A ski lesson for a two year old is the same thing as playing in the snow for an hour or two with a pair of ski boots on.  You don't need to hire an instructor to do it unless you are looking to ditch the kid so that you can go play for a while.  In that case, I'm sure you can find a ski school in your area that offers a program that will work for your child.  Where I teach we offer a program called Mini Elite for children under 3, which is basically daycare with a couple hours of "skiing" thrown in.  It is a great first introduction to snow sports and both the kids and parents seem to enjoy the program equally. 

This what I had in mind, "ski school" was probably the wrong term... I don't want to put her in a daycare that keeps her inside all morning...

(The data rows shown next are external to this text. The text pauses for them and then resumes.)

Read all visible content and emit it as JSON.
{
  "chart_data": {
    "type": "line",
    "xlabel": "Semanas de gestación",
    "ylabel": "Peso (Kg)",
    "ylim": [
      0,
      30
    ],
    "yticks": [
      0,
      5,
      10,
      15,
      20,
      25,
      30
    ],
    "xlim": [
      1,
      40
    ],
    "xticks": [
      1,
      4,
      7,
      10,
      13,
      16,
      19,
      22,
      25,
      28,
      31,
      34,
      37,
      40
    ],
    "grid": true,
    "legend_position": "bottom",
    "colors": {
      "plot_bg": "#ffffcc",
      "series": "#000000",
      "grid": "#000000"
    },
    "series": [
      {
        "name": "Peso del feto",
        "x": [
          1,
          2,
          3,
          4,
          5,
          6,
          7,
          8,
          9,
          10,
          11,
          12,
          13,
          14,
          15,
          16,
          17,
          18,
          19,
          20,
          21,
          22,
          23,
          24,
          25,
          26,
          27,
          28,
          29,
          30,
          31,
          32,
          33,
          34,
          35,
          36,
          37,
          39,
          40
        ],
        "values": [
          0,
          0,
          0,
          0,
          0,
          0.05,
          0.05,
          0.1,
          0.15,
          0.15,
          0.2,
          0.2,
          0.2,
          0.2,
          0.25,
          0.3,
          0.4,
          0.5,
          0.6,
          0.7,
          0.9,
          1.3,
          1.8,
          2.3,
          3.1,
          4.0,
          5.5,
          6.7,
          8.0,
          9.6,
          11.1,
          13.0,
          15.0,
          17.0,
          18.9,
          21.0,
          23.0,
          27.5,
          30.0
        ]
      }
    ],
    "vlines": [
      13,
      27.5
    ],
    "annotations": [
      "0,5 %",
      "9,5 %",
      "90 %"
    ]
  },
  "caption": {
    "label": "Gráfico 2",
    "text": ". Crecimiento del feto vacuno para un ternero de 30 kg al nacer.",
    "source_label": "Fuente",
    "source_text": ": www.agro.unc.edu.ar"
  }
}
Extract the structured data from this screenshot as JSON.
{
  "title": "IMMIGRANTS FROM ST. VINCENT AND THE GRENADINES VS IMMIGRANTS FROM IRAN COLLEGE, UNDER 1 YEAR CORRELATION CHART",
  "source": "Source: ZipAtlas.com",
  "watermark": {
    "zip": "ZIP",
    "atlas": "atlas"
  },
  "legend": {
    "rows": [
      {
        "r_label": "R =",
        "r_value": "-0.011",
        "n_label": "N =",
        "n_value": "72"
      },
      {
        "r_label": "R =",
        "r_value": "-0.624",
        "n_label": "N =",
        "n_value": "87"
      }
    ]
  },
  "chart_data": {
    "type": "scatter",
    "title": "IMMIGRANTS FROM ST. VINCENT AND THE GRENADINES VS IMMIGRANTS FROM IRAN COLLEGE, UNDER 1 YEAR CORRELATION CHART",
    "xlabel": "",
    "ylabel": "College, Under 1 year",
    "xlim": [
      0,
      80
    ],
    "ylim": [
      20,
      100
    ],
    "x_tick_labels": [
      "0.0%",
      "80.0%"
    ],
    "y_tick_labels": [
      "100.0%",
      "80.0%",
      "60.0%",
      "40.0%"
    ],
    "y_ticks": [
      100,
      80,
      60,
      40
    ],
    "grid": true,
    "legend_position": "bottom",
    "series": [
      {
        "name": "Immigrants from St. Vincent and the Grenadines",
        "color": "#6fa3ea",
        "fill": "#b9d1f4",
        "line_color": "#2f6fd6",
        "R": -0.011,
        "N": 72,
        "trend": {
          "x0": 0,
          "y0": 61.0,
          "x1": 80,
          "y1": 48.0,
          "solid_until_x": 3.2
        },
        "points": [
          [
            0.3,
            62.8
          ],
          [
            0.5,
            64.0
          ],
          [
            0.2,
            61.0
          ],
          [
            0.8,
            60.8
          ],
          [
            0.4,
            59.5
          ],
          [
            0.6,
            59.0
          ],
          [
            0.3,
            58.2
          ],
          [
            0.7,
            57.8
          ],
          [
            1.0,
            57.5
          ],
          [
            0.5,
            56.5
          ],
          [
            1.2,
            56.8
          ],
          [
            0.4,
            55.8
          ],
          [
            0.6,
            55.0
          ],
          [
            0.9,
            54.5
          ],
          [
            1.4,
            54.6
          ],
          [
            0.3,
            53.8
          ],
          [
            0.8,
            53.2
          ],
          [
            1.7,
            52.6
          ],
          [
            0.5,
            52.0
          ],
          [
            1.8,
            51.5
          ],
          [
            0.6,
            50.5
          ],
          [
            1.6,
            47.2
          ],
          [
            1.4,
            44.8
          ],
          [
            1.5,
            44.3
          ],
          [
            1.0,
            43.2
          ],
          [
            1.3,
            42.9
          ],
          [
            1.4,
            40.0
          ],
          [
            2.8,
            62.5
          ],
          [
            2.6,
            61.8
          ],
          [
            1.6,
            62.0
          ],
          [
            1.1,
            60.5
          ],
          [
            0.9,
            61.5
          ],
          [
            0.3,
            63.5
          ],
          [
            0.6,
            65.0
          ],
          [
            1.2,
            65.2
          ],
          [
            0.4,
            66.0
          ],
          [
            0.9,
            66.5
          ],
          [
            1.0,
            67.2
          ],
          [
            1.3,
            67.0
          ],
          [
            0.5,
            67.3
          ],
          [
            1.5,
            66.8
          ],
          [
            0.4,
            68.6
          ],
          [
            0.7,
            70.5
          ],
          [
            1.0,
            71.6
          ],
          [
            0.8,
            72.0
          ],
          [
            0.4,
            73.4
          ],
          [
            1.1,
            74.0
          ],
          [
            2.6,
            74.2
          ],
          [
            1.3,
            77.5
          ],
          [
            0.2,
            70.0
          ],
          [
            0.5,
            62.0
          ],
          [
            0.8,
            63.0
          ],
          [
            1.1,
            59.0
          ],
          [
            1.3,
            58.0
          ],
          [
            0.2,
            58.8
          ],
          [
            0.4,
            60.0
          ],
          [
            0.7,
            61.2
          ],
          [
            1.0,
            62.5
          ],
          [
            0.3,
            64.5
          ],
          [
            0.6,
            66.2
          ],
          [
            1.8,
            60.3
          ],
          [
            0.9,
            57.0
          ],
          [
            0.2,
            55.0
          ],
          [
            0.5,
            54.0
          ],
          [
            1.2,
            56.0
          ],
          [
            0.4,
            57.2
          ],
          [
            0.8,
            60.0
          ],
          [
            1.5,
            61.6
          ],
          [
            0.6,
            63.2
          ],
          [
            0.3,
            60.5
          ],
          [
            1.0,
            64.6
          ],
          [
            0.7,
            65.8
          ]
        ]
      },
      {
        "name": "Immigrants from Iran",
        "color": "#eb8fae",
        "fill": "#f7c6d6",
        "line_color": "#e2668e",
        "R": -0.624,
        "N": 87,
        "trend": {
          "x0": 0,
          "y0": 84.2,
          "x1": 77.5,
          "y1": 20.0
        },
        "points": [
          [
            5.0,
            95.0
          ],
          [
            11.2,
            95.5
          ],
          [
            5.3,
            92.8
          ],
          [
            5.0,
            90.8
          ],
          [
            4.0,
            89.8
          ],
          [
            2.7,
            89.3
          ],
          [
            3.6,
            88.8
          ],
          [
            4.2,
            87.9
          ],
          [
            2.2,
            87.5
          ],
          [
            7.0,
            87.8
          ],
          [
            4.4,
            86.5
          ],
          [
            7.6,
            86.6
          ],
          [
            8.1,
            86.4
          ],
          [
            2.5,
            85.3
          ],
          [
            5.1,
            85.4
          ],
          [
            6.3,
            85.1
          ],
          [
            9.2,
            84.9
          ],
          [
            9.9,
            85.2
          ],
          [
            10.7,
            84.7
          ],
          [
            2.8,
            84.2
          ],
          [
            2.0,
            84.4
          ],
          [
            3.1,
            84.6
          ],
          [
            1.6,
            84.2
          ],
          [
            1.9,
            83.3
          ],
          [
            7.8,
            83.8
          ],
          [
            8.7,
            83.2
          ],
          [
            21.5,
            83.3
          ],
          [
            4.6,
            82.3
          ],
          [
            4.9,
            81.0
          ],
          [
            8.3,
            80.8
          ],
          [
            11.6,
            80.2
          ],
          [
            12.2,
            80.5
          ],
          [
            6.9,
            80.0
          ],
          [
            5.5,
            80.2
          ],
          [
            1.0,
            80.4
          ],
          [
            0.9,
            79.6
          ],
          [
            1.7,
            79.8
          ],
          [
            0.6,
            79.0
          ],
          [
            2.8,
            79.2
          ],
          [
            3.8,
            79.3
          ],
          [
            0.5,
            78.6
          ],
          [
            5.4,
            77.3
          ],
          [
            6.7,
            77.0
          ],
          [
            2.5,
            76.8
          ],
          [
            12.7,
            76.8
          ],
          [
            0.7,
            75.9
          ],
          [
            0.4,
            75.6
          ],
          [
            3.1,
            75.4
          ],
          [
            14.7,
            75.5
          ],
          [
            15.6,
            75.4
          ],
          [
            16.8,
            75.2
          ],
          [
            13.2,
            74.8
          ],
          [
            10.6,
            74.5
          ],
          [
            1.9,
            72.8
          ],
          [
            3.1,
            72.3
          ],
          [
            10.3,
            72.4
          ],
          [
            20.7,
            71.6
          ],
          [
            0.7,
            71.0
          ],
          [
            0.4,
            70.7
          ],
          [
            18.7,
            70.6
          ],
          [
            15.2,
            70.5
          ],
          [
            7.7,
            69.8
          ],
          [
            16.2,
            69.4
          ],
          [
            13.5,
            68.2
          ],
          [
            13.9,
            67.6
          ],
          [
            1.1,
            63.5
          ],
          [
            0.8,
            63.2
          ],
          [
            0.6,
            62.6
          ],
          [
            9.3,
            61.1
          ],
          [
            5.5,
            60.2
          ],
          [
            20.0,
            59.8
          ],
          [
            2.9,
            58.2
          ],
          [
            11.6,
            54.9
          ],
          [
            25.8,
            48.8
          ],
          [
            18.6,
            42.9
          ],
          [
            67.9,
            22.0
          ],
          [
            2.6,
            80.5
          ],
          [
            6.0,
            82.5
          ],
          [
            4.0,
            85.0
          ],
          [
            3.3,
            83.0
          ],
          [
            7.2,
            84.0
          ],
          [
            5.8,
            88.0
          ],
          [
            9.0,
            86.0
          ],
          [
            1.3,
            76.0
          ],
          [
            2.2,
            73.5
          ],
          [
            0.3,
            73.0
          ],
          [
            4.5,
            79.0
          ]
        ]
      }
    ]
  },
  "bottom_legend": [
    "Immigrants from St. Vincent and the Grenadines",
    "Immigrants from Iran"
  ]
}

We are looking in New England... We live in Atlanta so we want her to enjoy the few days we get on snow
post #9 of 13

I would suggest looking into Stowe. Stowe has Cubs Daycare, which is right next to the beginner slope. Stowe also offers a Kids Super Start lesson. It is a private lesson for kids starting age 2, it runs from 8:30-9:30 each morning. That way she can get an hour out on snow, and transition right into daycare, where she can rest and recoup from her hard work.

 

http://www.stowe.com/explore/childcare/

http://www.stowe.com/ski-ride/private-coaching/

post #10 of 13

Most mountains will probably offer day care of some sort.  Some will allow you to buy a pull-out hour lesson; some won't.  Your child might last an hour outside, but maybe not.  Two "lessons" outside in ski gear could be scheduled, one for morning and another for the afternoon.  But for most 2 year olds it's a waste of money for  pull-out lesson, because it will end up being your kid walking around, maybe sliding, and falling a lot and playing in the snow, maybe with skis on and maybe not.  Twould be far better to put your child in day care and YOU take your child out in boots/skis for a while to play, once in the am and another time in the pm.  45 minutes is good for each time, if you can extend it that long. 

 

If you are very determined to teach your child to ski at 2, you do it.  Get a leash and ski with your child as often as possible.  Or if you don't like the leash idea, perch your child between your legs, both of you on skis, until the whole gliding on skis thing becomes natural.  You need to be good on skis; you don't want to topple over onto your kid with you both on skis.

post #11 of 13

Check out Okemo. They have great programs for kids. http://www.okemo.com/activities/snowsports/lessons/children.asp

post #12 of 13

One thing to keep in mind for lessons: most of the places we went required the child be potty-trained for them to attend any lessons. I don't know about day-care; I assume it's different.

post #13 of 13
Quote:
Originally Posted by LiquidFeet View Post
 

 

If you are very determined to teach your child to ski at 2, you do it.  Get a leash and ski with your child as often as possible.  Or if you don't like the leash idea, perch your child between your legs, both of you on skis, until the whole gliding on skis thing becomes natural.  You need to be good on skis; you don't want to topple over onto your kid with you both on skis.

 

I hate to be contrary, but I'd strongly suggest against a leash or skiing between the legs. Practically nobody knows how a leash is supposed to be used correctly. A leash isn't designed to be a support system to control a kid's direction and speed, it is meant to be a prompting system to nudge the child into turns. Most parents are holding that leash with tension in it 100% of the time. This is teaching the child that safety and speed control are in the back seat, which is a very bad pattern to get a child into. If you haven't been trained to use a leash correctly, don't use one.

 

Skiing with your child between your legs is just a monumentally bad idea, regardless of your skiing ability. I've been instructing children for over 10 years, and I would never put a child between my own skis like that. I dont' care how good I am, that child isn't as good as that, and he's apt to tangle his skis with mine, causing a crash. Or if another person hits me, then we have two adult bodies and a little body tumbling down the mountain... generally doesn't do well for the little body. Please don't ski with your kids between your legs, its dangerous.